Scientists at George Mason University say they have developed a new technique to discover where proteins interact with each other, which, they add, could possibly lead to new therapies for cancer, arthritis, heart disease, and even lung disease.

Specifically, the researchers used brightly colored dyes to reveal the contact points where proteins touch each other. “One protein interlocks with another protein like adjacent pieces in a jigsaw puzzle, and this sends a signal down the line to the next protein,” says Lance Liotta, M.D., Ph.D., co-director of the Mason-based Center for Applied Proteomics and Molecular Medicine.

The mystery is in the “hot spots” where proteins interlock. Researchers know which proteins connect but couldn't pinpoint where it happens, until now. The team published its study (“Protein painting reveals solvent-excluded drug targets hidden within native protein–protein interfaces”) in Nature Communications.

Dyes—the type used in common copying machines and textiles—are mixed with proteins. The dye paints the proteins everywhere except where the proteins are connected to one another.

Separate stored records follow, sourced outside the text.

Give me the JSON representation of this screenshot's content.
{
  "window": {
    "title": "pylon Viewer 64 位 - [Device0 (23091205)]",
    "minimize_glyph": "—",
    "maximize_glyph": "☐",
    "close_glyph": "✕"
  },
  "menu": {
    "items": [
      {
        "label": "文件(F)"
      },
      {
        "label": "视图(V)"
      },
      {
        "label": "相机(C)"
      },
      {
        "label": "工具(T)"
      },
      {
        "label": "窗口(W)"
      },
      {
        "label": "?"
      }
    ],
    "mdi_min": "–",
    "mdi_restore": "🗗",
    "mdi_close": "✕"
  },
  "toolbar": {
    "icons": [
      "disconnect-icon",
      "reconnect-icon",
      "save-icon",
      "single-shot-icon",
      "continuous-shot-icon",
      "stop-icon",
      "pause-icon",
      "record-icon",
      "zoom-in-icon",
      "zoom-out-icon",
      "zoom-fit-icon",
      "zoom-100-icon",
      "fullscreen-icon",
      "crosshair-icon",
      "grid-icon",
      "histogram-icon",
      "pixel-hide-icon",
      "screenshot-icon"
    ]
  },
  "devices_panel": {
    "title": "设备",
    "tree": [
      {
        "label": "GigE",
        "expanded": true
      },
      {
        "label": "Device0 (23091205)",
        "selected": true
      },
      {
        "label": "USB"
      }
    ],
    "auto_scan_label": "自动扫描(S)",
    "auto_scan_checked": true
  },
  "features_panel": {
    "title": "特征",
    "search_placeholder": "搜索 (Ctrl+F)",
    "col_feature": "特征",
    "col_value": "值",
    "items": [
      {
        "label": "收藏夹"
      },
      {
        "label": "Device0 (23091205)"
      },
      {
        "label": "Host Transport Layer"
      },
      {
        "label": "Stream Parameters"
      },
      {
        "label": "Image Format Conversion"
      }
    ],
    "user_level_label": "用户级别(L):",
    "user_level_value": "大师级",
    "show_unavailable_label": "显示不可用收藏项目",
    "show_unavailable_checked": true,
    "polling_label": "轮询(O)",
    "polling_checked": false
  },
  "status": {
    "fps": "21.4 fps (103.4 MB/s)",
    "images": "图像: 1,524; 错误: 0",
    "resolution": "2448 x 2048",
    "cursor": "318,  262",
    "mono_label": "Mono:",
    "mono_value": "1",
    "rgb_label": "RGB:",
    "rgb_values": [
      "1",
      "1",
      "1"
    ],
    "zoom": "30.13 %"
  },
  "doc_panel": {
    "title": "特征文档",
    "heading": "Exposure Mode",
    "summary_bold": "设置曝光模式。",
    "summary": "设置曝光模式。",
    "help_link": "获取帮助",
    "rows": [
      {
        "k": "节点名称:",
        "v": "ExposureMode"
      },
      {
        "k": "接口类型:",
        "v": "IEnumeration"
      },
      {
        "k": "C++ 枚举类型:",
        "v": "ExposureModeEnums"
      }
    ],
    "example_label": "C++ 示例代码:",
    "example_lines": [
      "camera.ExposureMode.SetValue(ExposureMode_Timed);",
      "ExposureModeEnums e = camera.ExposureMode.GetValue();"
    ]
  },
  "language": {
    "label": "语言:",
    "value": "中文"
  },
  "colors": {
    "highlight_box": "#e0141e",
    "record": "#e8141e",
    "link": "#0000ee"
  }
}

Then the proteins are disconnected but the dye remains, excluding the blank spot where the proteins were touching.

“We introduce protein painting as a new tool that employs small molecules as molecular paints to tightly coat the surface of protein–protein complexes. The molecular paints, which block trypsin cleavage sites, are excluded from the binding interface. Following mass spectrometry, only peptides hidden in the interface emerge as positive hits, revealing the functional contact regions that are drug targets,” wrote the investigators. “We use protein painting to discover contact regions between the three-way interaction of IL1β ligand, the receptor IL1RI and the accessory protein IL1RAcP. We then use this information to create peptides and monoclonal antibodies that block the interaction and abolish IL1β cell signaling. The technology is broadly applicable to discover protein interaction drug targets.”

Finding ways to break up interlocking proteins could be used to locate new drug targets, says Virginia Espina, Ph.D., a professor with the center. Pharmaceutical companies could use the Mason-developed process to create drugs that break up the protein-to-protein connection or stop it from happening altogether, she says.